Caine found himself nodding, too. “During our first contact, Alnduul mentioned the possibility of ‘specious’ actions by other member states. And then there was his reaction to our question about what would happen if we declined membership: his gills snapped shut with a sound like a popgun going off.”

Downing chimed in. “And then there’s the anxiety over us blundering into someone else’s ‘pathway of expansion.’ That should merely be awkward, not a crisis.”

Visser furnished the deductive capstone. “If the Accord was politically coherent, then this entire candidacy process would simply have been a pro forma exercise. No: the Arat Kur’s line of questioning is an attempt to use us to widen the rifts already present in the organization.”

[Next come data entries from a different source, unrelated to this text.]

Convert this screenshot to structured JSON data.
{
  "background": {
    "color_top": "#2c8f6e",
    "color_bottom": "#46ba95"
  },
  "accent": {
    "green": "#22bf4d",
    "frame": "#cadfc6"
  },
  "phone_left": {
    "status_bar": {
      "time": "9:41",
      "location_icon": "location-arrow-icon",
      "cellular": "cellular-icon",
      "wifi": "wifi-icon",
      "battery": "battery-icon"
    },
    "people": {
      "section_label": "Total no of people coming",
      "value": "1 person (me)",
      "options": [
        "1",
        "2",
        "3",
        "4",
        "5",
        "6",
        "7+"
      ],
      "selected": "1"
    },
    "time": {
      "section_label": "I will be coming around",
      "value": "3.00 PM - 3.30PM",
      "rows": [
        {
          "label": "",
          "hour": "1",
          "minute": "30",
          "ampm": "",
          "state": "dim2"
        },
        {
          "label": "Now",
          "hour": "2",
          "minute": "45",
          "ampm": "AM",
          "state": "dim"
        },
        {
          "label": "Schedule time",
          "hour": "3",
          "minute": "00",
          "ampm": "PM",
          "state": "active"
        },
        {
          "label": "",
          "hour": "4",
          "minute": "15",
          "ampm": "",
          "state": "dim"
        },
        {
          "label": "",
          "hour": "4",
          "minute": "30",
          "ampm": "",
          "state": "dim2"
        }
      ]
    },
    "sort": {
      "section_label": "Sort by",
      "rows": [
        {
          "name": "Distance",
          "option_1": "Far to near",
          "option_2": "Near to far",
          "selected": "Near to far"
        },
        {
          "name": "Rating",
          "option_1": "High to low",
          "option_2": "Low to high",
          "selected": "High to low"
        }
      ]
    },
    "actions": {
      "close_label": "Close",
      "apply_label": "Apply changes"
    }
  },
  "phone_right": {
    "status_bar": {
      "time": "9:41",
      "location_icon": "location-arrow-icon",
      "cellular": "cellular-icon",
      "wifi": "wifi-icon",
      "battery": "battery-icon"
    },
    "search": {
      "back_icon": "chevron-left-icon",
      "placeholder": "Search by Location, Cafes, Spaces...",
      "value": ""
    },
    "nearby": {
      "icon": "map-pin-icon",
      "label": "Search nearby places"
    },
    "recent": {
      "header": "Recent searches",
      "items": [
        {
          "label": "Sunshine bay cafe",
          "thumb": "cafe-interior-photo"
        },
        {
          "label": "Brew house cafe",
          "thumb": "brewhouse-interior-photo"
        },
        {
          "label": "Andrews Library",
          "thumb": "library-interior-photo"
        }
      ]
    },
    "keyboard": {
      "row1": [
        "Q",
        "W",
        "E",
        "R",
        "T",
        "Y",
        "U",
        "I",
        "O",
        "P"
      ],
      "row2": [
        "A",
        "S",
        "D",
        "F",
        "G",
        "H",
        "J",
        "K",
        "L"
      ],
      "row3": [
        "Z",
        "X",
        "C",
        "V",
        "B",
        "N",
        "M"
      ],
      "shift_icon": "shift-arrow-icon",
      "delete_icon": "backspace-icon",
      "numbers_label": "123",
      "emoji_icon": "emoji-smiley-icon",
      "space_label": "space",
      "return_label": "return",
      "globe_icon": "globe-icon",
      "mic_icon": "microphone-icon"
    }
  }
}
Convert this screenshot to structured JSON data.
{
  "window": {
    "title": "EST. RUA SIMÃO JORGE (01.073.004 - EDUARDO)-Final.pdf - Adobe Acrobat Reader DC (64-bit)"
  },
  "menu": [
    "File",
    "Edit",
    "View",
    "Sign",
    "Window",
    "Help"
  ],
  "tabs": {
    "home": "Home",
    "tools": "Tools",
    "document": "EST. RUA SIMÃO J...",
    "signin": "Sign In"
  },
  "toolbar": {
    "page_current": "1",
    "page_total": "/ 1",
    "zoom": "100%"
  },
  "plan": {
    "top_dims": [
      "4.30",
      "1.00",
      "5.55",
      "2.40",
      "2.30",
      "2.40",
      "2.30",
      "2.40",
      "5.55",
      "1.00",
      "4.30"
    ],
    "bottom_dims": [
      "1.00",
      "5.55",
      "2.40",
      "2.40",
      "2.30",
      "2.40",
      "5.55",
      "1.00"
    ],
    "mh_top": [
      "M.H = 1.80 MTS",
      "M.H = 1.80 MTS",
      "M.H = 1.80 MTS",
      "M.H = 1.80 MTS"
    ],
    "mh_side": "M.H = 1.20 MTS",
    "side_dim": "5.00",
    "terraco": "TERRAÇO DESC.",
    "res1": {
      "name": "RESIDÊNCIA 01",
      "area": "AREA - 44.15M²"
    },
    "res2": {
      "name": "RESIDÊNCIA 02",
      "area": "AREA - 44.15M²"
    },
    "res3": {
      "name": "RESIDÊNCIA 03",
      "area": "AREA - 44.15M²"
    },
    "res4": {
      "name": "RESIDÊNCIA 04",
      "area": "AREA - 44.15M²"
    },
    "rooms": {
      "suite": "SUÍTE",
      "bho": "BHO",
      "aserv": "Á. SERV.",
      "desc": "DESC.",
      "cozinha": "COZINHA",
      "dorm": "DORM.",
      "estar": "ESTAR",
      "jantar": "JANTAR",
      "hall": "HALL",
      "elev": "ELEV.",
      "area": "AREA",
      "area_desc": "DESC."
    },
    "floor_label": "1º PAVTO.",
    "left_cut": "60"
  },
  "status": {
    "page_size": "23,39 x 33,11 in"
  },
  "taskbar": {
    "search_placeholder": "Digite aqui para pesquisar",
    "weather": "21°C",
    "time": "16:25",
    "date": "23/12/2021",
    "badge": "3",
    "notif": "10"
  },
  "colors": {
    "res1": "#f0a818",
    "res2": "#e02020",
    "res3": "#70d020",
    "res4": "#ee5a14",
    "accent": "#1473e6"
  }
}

“And to put our candidacy in the trashcan.” Elena was looking directly at Caine as she said it.

Caine forced himself not to be distracted by her eyes and pressed on. “What we really need are answers about why the Arat Kur are trying to spoil the party.”

Lemuel rolled his eyes. “Yeah, sure-but what the hell do we do about the Arat Kur? If we let them keep asking questions, they uncover Earth’s dirty laundry for everyone else to see. And if we tell them we’re on to them, they call us liars and everyone goes home angry. Or, we can simply lie about the UN. Then they’ll expose our lies, we’ll expose theirs-and we all go to hell together, anyway. So with choices like those-hey, Riordan; what’re you doing?”

Caine had moved to the very end of the gallery, the tip of the teardrop’s sharp tail. He touched the canopy. “Dr. Thandla, the Dornaani gave us the opacity for privacy. Do we have an override?”

“Er…yes, we do.”

“Please restore the transparency.”

“Wha-?” Visser gasped. Wasserman brayed a counterorder, but it was too late: the opalescent curve above them faded away.

Caine looked down at the Dornaani delegation. They were all-all-facing toward the human gallery. Eyes unblinking. Caine nodded at Alnduul, who made no movement in return.

Visser cleared her throat behind him. “Mr. Riordan-Caine-”

Caine felt all the Dornaani eyes looking directly at him, kept looking back at them as he spoke: “Here’s what we do: we tell the Arat Kur-and the Accord-the truth. Everything. We deny them nothing. Give them every sordid detail they want to pursue.”

“And when it becomes obvious that the Arat Kur have illegal advance knowledge?”

“We let someone else point it out. But I don’t think that’s going to happen.”

“Why?”

“Because the Dornaani already know what’s going on.”

“What? How-?”

“They monitor us-legally. So they know about recent events on Earth, too: how else did they know about Nolan? So they already know that the Arat Kur have illegal access to information. But the Dornaani aren’t pointing fingers, so I’m thinking that they’d like this to play out nice and calm. Which means that right now-oddly enough-the fate of the Accord and their Custodianship could be in our hands. Whether we publicly prove the Arat Kur, or ourselves, to be liars, is equally harmful to the Dornaani: both outcomes indicate that they have failed as Custodians, and it weakens the Accord.”

Trevor was nodding. “Yup. That’s how it would play out, for them. So they’d be happiest if we play dumb and go along with the charade.”

“And thereby keep the peace.”

Downing shifted his weight from one foot to the other. “Risky business, giving the Arat Kur any info they want.”

Caine shrugged. “Except, if we’re right, the Arat Kur came here expecting to cause an incident, not actually gather intel. So if they try to interrogate us without a prior investigatory game plan, we’re likely to learn more from them than they will from us.”

Downing’s eyebrows went up. “Yes, that’s probably true.”

Visser was looking back and forth between them. “I do not understand.”

“Caine is quite right, Ambassador. If we do not tip our hand-if we ‘play dumb’-then the Arat Kur will want to keep asking more questions. But each one of their questions tells us a great deal about what they already know about us-and what they don’t. With some careful analysis, we might even be able to reconstruct what sources of information on Earth they had access to-or at least those they didn’t. The more questions they improvise today, the more we learn about them and their intelligence operations.”

Caine nodded. “And it puts the ball back in the Arat Kur court: they’ll damn themselves with their own actions.”